Nachdem Jenny Aaron vor 5 Jahren bei einem missglückten Einsatz ihr Augenlicht verloren hat, arbeitet sie jetzt beim BKA in Wiesbaden. Durch die Blindheit sind die anderen Sinne sehr intensiv ausgeprägt und trainiert, so dass sie hier klare Vorteile vor Kollegen hat und diese auch bei Verhören geschickt einsetzen kann. Unter anderem damit hat sie sich als Verhörspezialistin einen Namen gemacht.

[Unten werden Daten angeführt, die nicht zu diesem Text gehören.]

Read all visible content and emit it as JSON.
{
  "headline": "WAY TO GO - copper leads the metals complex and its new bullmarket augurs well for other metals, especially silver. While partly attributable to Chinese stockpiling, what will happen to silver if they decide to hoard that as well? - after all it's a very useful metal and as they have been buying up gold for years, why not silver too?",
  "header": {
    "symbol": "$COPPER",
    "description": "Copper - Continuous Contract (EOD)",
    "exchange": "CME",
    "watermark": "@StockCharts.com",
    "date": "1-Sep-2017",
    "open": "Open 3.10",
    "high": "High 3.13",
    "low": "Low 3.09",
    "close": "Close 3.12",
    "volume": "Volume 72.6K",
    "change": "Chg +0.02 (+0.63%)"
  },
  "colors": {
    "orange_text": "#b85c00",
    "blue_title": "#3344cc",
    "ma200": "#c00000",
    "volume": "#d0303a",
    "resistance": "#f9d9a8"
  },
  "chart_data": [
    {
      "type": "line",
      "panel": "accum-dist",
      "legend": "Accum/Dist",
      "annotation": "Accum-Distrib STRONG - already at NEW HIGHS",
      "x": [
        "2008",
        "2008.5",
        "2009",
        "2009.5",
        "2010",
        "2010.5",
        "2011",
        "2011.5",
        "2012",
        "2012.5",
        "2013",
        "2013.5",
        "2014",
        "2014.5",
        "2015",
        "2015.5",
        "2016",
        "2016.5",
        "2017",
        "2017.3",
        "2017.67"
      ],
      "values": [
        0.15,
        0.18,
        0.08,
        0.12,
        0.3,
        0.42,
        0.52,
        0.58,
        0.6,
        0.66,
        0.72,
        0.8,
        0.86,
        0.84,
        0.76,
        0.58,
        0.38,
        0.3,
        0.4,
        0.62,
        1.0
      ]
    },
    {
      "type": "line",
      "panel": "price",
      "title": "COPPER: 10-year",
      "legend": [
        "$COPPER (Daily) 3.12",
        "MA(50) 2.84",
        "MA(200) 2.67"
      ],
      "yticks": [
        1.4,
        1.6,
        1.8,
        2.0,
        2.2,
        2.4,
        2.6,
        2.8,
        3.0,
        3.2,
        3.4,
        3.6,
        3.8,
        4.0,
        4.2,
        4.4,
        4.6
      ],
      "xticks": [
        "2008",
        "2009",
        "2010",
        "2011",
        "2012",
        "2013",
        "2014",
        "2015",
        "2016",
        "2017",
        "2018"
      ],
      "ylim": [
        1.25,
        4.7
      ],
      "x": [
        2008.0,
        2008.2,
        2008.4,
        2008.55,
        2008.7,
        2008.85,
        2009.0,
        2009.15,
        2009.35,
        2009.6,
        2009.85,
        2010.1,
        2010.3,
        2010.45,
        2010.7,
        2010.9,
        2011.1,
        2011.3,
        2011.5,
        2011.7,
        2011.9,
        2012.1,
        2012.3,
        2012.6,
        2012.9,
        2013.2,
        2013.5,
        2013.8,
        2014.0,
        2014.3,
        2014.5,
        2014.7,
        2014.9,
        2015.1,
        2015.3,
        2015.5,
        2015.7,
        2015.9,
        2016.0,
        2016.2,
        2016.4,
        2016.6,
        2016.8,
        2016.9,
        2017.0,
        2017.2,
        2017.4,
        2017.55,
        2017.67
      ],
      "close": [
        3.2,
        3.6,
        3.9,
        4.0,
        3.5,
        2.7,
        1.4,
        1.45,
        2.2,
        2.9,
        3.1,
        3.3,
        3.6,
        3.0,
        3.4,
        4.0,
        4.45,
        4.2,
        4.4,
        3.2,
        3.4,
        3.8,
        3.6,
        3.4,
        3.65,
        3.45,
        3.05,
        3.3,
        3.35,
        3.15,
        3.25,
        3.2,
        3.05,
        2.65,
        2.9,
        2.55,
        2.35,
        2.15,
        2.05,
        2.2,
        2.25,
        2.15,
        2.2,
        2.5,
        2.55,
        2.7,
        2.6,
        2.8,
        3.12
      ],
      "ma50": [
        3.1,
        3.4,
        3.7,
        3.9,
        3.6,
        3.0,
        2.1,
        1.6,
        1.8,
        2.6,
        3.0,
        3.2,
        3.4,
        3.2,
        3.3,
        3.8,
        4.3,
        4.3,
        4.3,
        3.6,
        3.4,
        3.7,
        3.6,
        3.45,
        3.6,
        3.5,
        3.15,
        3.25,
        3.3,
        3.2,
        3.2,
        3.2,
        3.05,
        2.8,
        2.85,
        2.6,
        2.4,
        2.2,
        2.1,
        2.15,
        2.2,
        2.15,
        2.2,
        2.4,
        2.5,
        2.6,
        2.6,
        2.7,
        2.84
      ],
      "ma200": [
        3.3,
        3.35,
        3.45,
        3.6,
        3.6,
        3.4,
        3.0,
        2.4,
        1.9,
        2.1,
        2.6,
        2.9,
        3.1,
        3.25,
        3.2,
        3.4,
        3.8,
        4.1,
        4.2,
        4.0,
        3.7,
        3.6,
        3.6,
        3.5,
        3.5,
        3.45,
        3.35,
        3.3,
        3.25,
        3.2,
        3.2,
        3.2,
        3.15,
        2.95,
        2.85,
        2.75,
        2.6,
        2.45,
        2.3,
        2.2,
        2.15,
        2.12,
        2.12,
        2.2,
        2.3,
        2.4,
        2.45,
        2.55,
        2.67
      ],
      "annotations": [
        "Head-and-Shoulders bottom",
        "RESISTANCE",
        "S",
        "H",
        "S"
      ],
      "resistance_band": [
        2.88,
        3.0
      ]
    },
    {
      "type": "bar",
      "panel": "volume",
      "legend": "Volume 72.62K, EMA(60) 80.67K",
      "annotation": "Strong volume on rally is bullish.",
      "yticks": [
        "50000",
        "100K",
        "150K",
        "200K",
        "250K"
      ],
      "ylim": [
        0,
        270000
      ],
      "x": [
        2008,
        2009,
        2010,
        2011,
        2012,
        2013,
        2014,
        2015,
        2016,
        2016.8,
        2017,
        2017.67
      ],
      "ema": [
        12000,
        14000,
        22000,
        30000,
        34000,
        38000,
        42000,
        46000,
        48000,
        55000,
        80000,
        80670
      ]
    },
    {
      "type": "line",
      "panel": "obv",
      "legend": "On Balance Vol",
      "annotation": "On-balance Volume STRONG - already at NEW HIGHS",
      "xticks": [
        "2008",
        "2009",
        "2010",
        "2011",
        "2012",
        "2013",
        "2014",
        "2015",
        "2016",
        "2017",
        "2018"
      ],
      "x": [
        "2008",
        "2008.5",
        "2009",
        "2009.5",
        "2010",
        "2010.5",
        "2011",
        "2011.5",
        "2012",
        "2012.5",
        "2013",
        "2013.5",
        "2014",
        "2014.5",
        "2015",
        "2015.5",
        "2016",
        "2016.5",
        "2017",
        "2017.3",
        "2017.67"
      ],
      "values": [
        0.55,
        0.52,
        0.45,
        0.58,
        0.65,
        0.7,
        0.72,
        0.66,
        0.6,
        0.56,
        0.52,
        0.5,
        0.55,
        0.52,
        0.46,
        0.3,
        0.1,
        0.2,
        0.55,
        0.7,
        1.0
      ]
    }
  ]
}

Die Geschichte hat mich von Anfang an in ihren Bann gezogen und der fesselnde Schreibstil hat dazu geführt, dass ich das Buch kaum aus der Hand legen konnte.

Ich konnte mir die Hauptakteure des Buches sehr gut vorstellen und fand auch die Hauptprotagonistin sehr sympathisch.

Das Cover in Kombination mit der Blindenschrift finde ich sehr gelungen und es hat mich auf jeden Fall gleich angesprochen und ich war neugierig, was sich dahinter verbirgt.

Eine sehr gelungene Kombination aus Spannung und überraschenden Wendungen und ich hoffe sehr, dass dies nur der Auftakt einer neuen Reihe rund um die blinde Ermittlerin Jenny Aaron ist und der Autor Andreas Pflüger noch weitere Bände folgen lässt.